“Emmaline,” Wilma said slowly, as if speaking to a child, “Wilman Designs has a
reputation
to uphold.”
Emmie licked her lips and thought for a moment, staring hard at Wilma. Then she spun on her heel and motioned sharply for Wilma to follow her. When she got back to the table, she put her hands on the back of a chair and leaned toward her new friends. “Annette, John says he’d be thrilled to have you as our client, and we can get started as soon as we take a look at your son’s room, get some measurements. Can you give me your address again?”
“Oh, sure, honey. It’s 3719 Overlook. You know—in the Lamplight District?”
“Yes, of course.” Emmie knew perfectly well what Annette’s address was; she just wanted Wilma to hear it for himself. She looked over at him. “John? You know the old
Lamplight District
, don’t you?” He had blanched, and his sneer was nowhere to be found. Of course he knew the community of the most venerable—and expensive—houses in town. True mansions, they put the tract homes he often worked on to shame. “Annette’s husband is CFO of Tech/Tonic,” she added for good measure, dropping the name of one of the new IT firms in the area, “and Annette runs a very successful wholesale import business. I’m surprised you haven’t run into them at one of the networking events in town.”
“P-Perhaps I have,” Wilma stuttered, trying to regain his footing. “You do look familiar, Mrs. . . . Polschuk, you say?”
As Annette eyed Wilma somewhat suspiciously, the bell over the front door jangled. Emmie looked up and started. “Graham!” she exclaimed, and she automatically moved toward him a few steps. She excused herself from the conference table almost as an afterthought and glimpsed mischievous grins on Annette’s and Martie’s faces. Yeah, the way she’d said his name sounded a little overeager to her, too. More formally, she asked him, “What can I do for you?”
“I’m going over to the house in a few minutes. I was wondering if you’d want to take a look at the place. If you aren’t too busy. We’re still deep in the demo phase, but I wanted you to see it for yourself as soon as you could.”
He had said on Saturday night that he wanted to get to work, and now here he was, first thing on Monday morning, ready to go. And she wasn’t going to refuse—for a lot of reasons.
“That’s a good idea.”
“Great. When can you get away?”
“Fifteen, twenty minutes?”
“Fine. I’ll see you then.” To the others, he called, “Sorry to interrupt.”
Annette shouted, “Oh, that’s all right! If I were Emmie, I’d let you interrupt anytime you wanted!” And she and her sister-in-law whooped with delight. Annette pointed from her to Graham and back again. “Are you two . . . uh . . . ?”
Emmie felt a blush burn her cheeks, but Graham merely chuckled and replied, “Well, ladies, to tell you the truth, I keep getting the distinct feeling she won’t have me.”
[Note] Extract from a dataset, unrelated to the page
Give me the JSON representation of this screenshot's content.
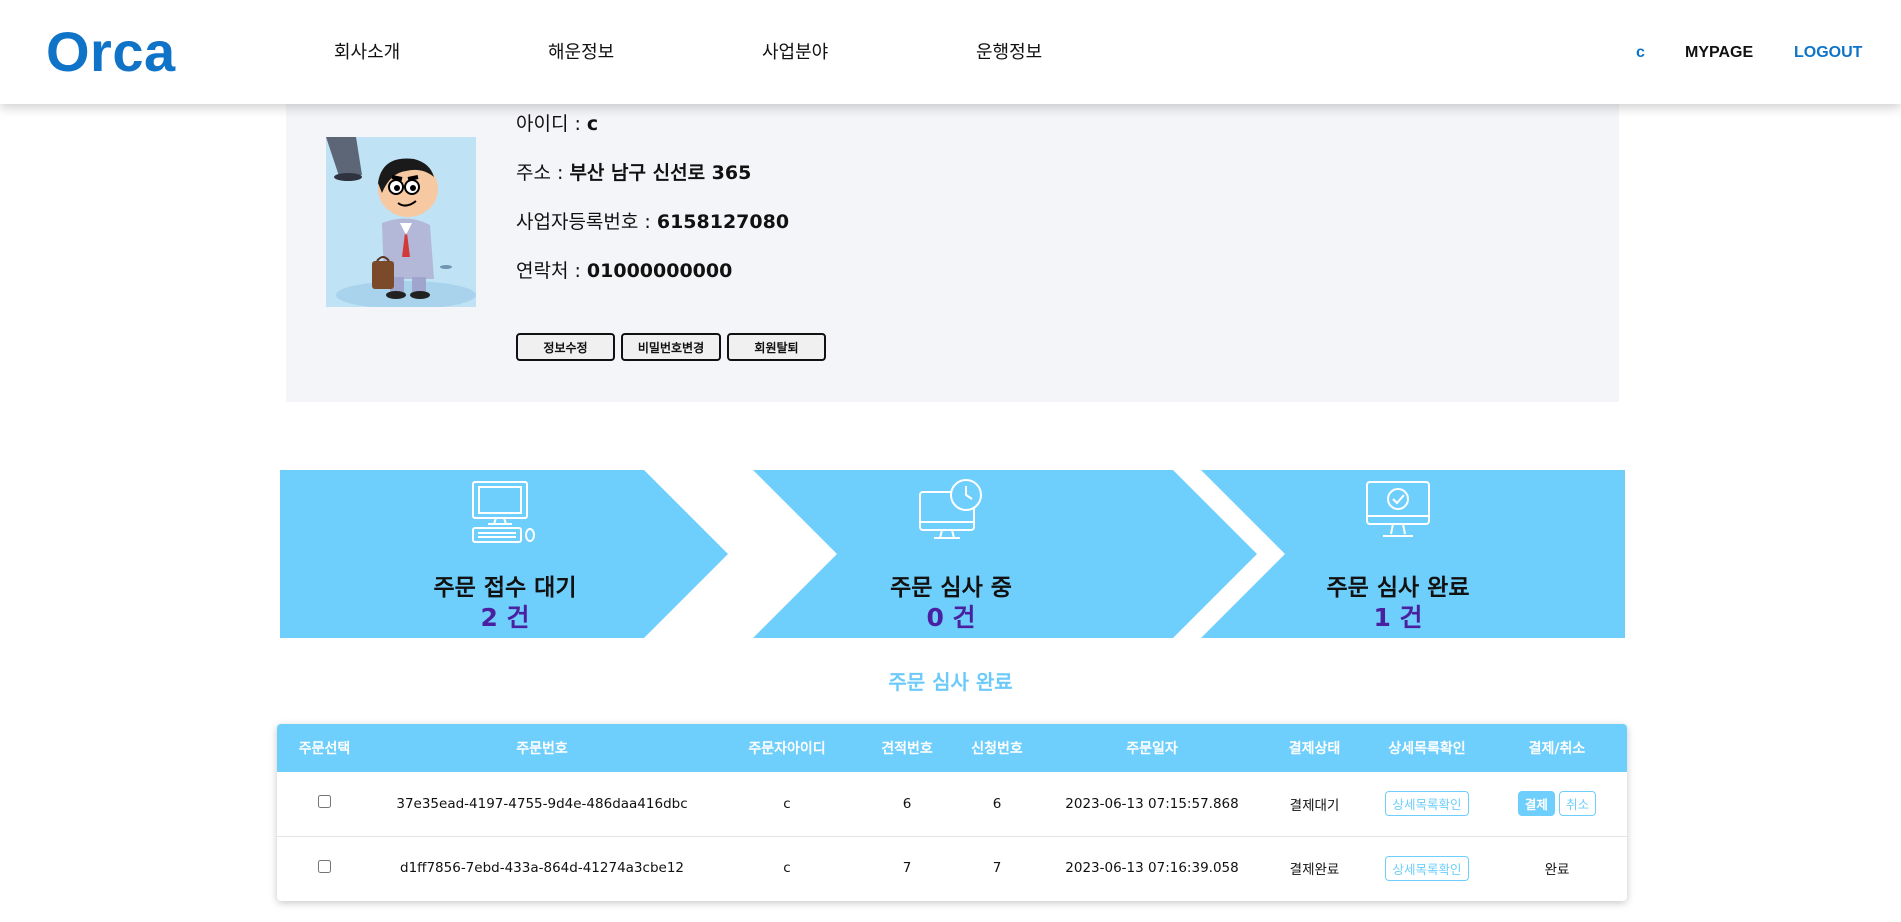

“Well, then, she’s out of her mind!” Martie exclaimed. “But don’t worry—we’ll talk some sense into her and send her back to you with her head screwed on straight.”
“Much obliged, ladies.”
“Let me walk you out,” Emmie hissed, taking him by the elbow. She opened the door for him and whispered through a fake smile, “Look. I will work for you, but I will not be your beard.”
“Beards are for gay men,” he replied quietly, with a smile that was far more genuine than hers. “I thought you, of all people, would know that.”
“You leave Avery out of this. I will not be your hetero-beard. Or whatever it’s called.” Gritted-teeth smile.
“You’re not making sense, Emmie.” Amused smile.
“Get out. I’ll be over to the house later.” No smile of any sort.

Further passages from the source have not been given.